I became aware — because of writing this series — that on several occasions I’d described the process of putting myself together as a dignifying process, which meant that on some level I thought of my home life as undignified.
That’s a rather intense concept, and likely insulting to people who do domestic labor, and probably worth my time to unpack. What exactly lacks dignity in my efforts to keep a home running? And how can I make my home a place of genuine retreat and not just a throbbing, scrambling To Do list?
I said I wanted to try bold things so Meg did a big cat eye and an almost fluorescent red lip. She loved it.
I did not. It felt utterly not me. Way too much theatricality in a Betty Page-style that didn’t resonate. But I wore it anyway to a conference in Middle Eastern American theater that I was covering. I felt like sticking with looks that were outside my comfort zone was part of the experiment. I was open to my opinion of it changing.
But it didn’t change. When I wasn’t immersed in the work and remembered how done up I was, I felt embarrassed.
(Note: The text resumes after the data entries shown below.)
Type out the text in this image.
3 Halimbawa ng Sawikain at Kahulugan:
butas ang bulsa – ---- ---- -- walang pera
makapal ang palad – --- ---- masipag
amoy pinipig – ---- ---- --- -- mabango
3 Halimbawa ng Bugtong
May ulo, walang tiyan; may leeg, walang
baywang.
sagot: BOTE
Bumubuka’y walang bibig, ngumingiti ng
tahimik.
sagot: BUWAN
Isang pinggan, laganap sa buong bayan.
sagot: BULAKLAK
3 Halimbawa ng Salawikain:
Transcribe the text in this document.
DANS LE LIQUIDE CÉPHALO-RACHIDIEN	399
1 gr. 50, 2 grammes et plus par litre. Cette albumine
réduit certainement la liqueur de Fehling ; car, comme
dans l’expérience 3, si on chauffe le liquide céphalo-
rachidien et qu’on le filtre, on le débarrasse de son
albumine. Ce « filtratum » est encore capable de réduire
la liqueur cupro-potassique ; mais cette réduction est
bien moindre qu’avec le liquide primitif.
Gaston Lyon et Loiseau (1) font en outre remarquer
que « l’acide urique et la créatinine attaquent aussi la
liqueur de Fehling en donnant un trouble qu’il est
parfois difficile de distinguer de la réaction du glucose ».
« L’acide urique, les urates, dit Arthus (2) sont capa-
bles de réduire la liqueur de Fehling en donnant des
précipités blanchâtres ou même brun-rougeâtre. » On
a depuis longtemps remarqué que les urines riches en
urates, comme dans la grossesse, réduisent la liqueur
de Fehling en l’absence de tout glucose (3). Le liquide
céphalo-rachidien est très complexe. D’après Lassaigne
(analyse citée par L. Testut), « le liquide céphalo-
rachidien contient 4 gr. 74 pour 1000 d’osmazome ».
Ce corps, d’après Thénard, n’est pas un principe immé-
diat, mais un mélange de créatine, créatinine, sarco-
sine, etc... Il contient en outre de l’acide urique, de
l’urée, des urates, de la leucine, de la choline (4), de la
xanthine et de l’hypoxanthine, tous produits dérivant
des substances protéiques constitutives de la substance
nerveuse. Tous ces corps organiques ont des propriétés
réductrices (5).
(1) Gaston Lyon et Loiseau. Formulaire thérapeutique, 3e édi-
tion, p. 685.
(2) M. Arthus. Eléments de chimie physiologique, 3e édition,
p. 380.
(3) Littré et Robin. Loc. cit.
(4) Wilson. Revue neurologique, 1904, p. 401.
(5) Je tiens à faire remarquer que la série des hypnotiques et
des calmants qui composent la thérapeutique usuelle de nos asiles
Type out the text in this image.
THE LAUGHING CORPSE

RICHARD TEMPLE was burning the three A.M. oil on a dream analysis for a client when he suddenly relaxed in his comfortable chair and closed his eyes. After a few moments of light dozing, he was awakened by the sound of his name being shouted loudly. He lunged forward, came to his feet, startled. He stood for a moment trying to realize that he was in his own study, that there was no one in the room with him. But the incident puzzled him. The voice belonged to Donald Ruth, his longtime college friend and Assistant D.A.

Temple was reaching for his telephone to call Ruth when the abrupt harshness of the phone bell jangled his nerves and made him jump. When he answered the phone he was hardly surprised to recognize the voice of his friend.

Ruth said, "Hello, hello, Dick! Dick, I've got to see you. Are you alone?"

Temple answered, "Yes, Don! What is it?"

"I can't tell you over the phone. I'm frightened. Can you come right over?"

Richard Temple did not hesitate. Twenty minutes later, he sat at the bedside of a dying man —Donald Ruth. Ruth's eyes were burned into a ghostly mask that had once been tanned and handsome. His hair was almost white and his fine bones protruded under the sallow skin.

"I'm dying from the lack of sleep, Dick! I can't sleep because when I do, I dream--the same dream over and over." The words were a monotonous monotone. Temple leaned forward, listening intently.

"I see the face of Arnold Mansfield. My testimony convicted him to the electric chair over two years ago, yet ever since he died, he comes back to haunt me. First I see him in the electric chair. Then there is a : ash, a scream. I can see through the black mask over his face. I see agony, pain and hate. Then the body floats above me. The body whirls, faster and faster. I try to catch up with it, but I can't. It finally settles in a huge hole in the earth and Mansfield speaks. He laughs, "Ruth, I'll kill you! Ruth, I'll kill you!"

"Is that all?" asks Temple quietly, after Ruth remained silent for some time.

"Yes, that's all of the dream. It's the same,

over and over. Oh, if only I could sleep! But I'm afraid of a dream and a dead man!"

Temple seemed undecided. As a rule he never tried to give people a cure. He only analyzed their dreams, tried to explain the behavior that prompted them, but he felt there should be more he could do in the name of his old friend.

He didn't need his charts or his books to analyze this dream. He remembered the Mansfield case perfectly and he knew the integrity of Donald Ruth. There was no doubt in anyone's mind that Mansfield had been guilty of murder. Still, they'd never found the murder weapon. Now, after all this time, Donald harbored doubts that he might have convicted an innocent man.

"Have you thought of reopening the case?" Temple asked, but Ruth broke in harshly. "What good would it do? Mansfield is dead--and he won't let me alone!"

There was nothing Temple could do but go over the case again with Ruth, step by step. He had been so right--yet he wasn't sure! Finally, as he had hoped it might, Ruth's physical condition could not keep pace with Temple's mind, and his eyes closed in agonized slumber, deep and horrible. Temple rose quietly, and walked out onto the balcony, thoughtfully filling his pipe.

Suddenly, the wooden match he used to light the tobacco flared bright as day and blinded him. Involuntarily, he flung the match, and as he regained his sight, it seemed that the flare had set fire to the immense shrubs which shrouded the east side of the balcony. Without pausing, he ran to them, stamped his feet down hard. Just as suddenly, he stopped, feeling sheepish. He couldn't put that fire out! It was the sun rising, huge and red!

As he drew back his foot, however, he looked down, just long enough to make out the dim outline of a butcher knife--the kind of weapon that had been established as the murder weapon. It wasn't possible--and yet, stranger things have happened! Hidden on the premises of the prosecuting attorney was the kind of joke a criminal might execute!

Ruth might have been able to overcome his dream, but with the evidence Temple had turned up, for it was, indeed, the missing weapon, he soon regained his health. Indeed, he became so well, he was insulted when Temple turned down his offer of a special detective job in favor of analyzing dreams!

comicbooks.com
I met with a friend who is an editor at a magazine for a drink last night and got an assignment from the magazine the next day.
Did I get the gig because I had attended to my hair and makeup before we met up for the drink? No, I got the gig because I had several hundred features under my belt and a strong pitch — but the Zsuzs helped. I’d been wanting to write for other publications for years, but between trying to get pregnant, being pregnant, and having a new baby, I just didn’t have the bandwidth.
The Zsuzs had had a strange course. Initially it depleted me but eventually it energized. I was finding myself with a new energy for my career, a new energy to network, to present myself in new ways, to conceive of new projects. It put fuel in my tank. It got what was stalled moving.
I went for my final appointment at Joli Beauty Bar and Chardé, Zsuzsi, and Meg were all there with flowers, a card, and a chocolate cake for me. I was very touched and pleased to see that it was as important for them to convey that a genuine relationship had formed as it was to me.
Meg did a blow out and a bright teal eye.
Zsuzsi asked, “What do you say to doing fake eyelashes?”
“I say yes," I replied.
After the appointment, I met up with the same friend I'd seen during the first week of the Zsuzs. She remarked how differently I was talking about hair and makeup from when we’d last met for a fancy drink.
In the end it had been a transformative process — not on the top ten most transforming events of my life, but still powerfully and mysteriously life-altering. I attended to my face and body and brought myself into a routine of grooming. I saw that beauty was less fraught and more fun at 40 then it had ever been before. I tried a wide menu of looks for hair and makeup and landed on a handful that I really loved and felt either at ease with or pleasantly charged in.
What coalesced was a greater desire to be out in the world and pursue curiosities and opportunities. And with that comes an infinite realm of possibility.